Despite the decrease in overall new business, manufacturing production in China rose during August, ending a two-month period of decline. However, the pace of growth was only marginal, and insufficient to generate an accumulation of post-production inventories, which fell for the thirteenth month running in August.
The HSBC PMI survey data signalled renewed growth of Chinese manufacturing output in August, albeit marginal. Purchasing activity increased as a result, which in turn contributed to a slower rate of stock depletion. On the demand side, incoming new business fell for the first time in over a year, and new export orders decreased further.
Meanwhile, manufacturing employment rose at a fractional rate. Looking at price pressures, rates of output charge and input price inflation quickened, but remained subdued in the context of historic data.
After adjusting for seasonal variation, the HSBC Purchasing Managers’ Index (PMI) – a composite indicator designed to give a single-figure snapshot of operating conditions in the manufacturing economy – signalled a deterioration in Chinese manufacturing sector operating conditions for the second month in succession. However, by rising from 49.3 to 49.9 in August, the index was at a level indicative of a negligible rate of deterioration.
Incoming new business received by manufacturers decreased for the first time in 13 months during August. However, the pace of reduction in new work was only slight. A reduction in new export business was also recorded in August, extending the current period of contraction to four months.
Where new business from abroad decreased, survey respondents mentioned sluggish demand from external markets.
In response to higher output requirements, manufacturers raised their input buying for the first time in three months, and at the fastest pace since March. Consequently, the rate at which stocks of purchases were depleted eased since the preceding month. Meanwhile, average vendor performance deteriorated moderately, with respondents linking longer lead times to supply shortages at vendors.

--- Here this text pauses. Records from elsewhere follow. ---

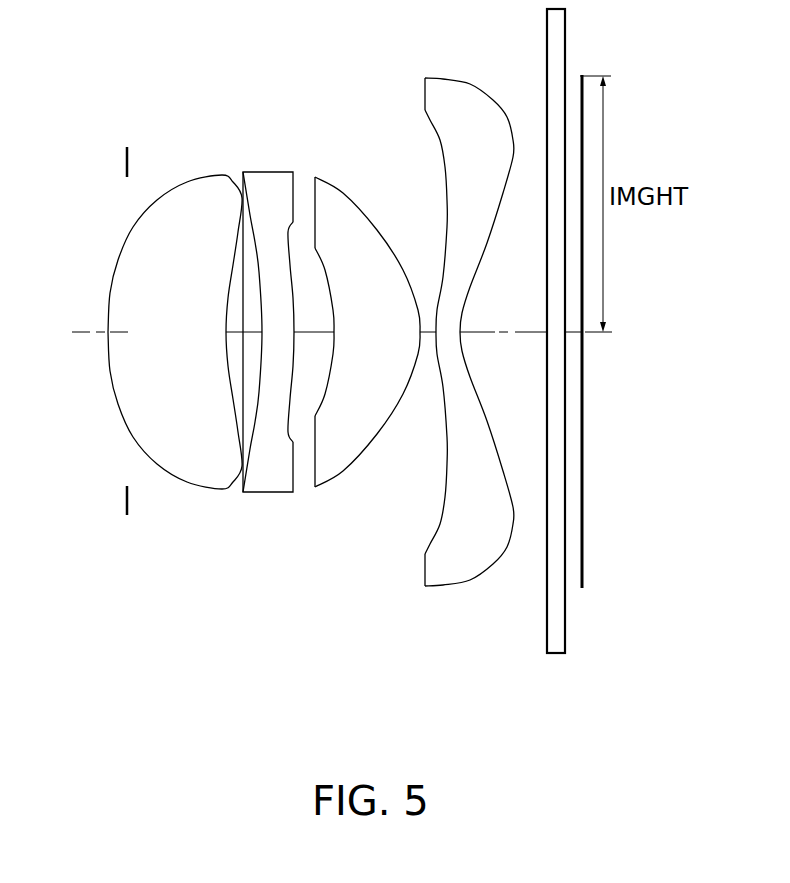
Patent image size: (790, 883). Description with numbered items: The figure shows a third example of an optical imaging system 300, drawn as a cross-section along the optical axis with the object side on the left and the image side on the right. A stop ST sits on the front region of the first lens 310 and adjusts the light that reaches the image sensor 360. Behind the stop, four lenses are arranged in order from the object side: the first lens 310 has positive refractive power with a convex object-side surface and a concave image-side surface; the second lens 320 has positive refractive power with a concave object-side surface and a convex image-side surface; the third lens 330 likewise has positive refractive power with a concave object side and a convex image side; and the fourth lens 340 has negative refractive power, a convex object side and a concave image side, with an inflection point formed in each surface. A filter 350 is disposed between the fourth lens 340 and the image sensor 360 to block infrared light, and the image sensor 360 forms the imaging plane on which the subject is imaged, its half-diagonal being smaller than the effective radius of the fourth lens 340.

The optical imaging system 300 is at (106, 80).
The stop ST is at (125, 507).
The first lens 310 is at (193, 478).
The second lens 320 is at (257, 492).
The third lens 330 is at (343, 468).
The fourth lens 340 is at (433, 585).
The filter 350 is at (547, 625).
The image sensor 360 is at (583, 578).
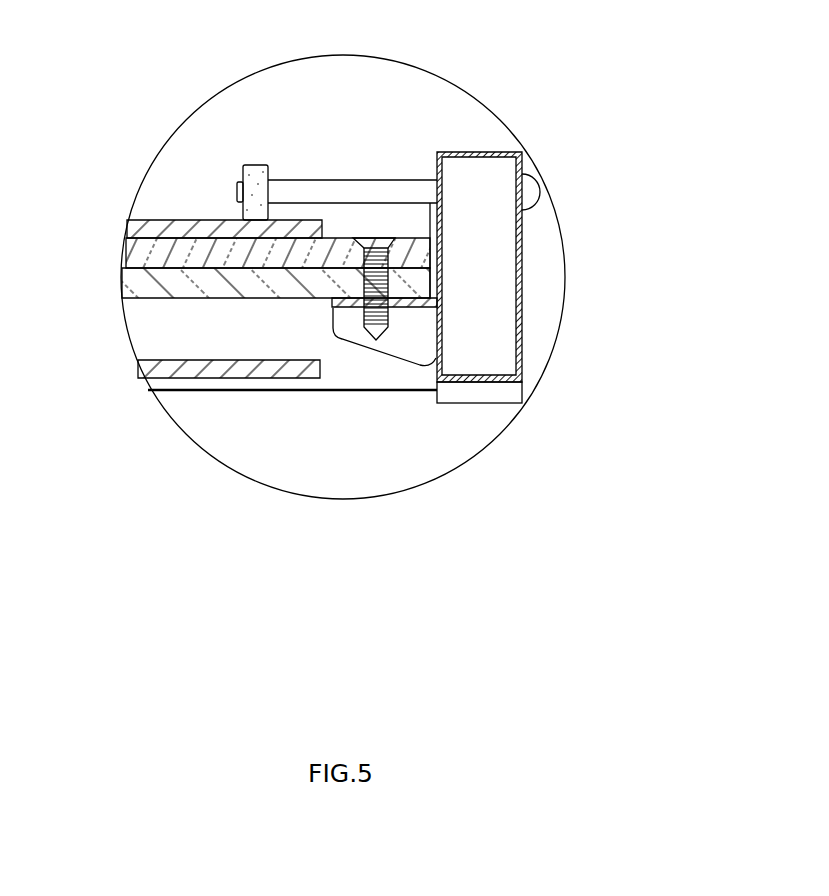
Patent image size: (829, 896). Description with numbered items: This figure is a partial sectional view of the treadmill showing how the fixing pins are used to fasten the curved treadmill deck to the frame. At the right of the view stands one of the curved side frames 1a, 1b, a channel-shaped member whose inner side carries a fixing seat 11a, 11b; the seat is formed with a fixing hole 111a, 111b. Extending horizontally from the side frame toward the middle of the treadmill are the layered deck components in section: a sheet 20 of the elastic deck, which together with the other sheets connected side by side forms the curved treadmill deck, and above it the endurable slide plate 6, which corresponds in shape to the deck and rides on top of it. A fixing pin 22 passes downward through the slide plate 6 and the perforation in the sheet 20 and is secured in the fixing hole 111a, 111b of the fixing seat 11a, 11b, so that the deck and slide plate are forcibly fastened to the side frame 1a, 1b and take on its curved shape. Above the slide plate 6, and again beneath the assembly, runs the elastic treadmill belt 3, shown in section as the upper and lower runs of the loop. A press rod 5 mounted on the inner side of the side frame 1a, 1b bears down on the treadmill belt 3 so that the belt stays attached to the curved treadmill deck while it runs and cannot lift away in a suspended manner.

The curved side frame 1a is at (465, 277).
The curved side frame 1b is at (518, 282).
The treadmill belt 3 is at (143, 228).
The press rod 5 is at (256, 166).
The endurable slide plate 6 is at (162, 258).
The sheet 20 is at (140, 290).
The fixing pin 22 is at (378, 236).
The fixing seat 11a is at (292, 441).
The fixing seat 11b is at (403, 345).
The fixing hole 111a is at (551, 373).
The fixing hole 111b is at (551, 373).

Renewed employment growth was recorded during August, although the rate of job creation was only slight. Recruitment was attributed by panellists to plans to expand production capacity. Those firms that reduced headcounts commented on retirements and the non-replacement of leavers.
The rate of input cost inflation accelerated to the fastest in three months, but remained weak in the context of historical data.
Higher raw material and fuel prices were cited as key drivers of inflation in the latest survey period.
Firms continued to pass on higher costs to clients through increased output charges. Similar to the trend in input prices, the rate of output price inflation quickened to a three-month high, but remained slower than the long-run series average.
"These data confirm our view that China will only see growth moderation in the coming months, rather than a hard landing,” says Hongbin Qu, Chief Economist, China & Co-Head of Asian Economic Research at HSBC.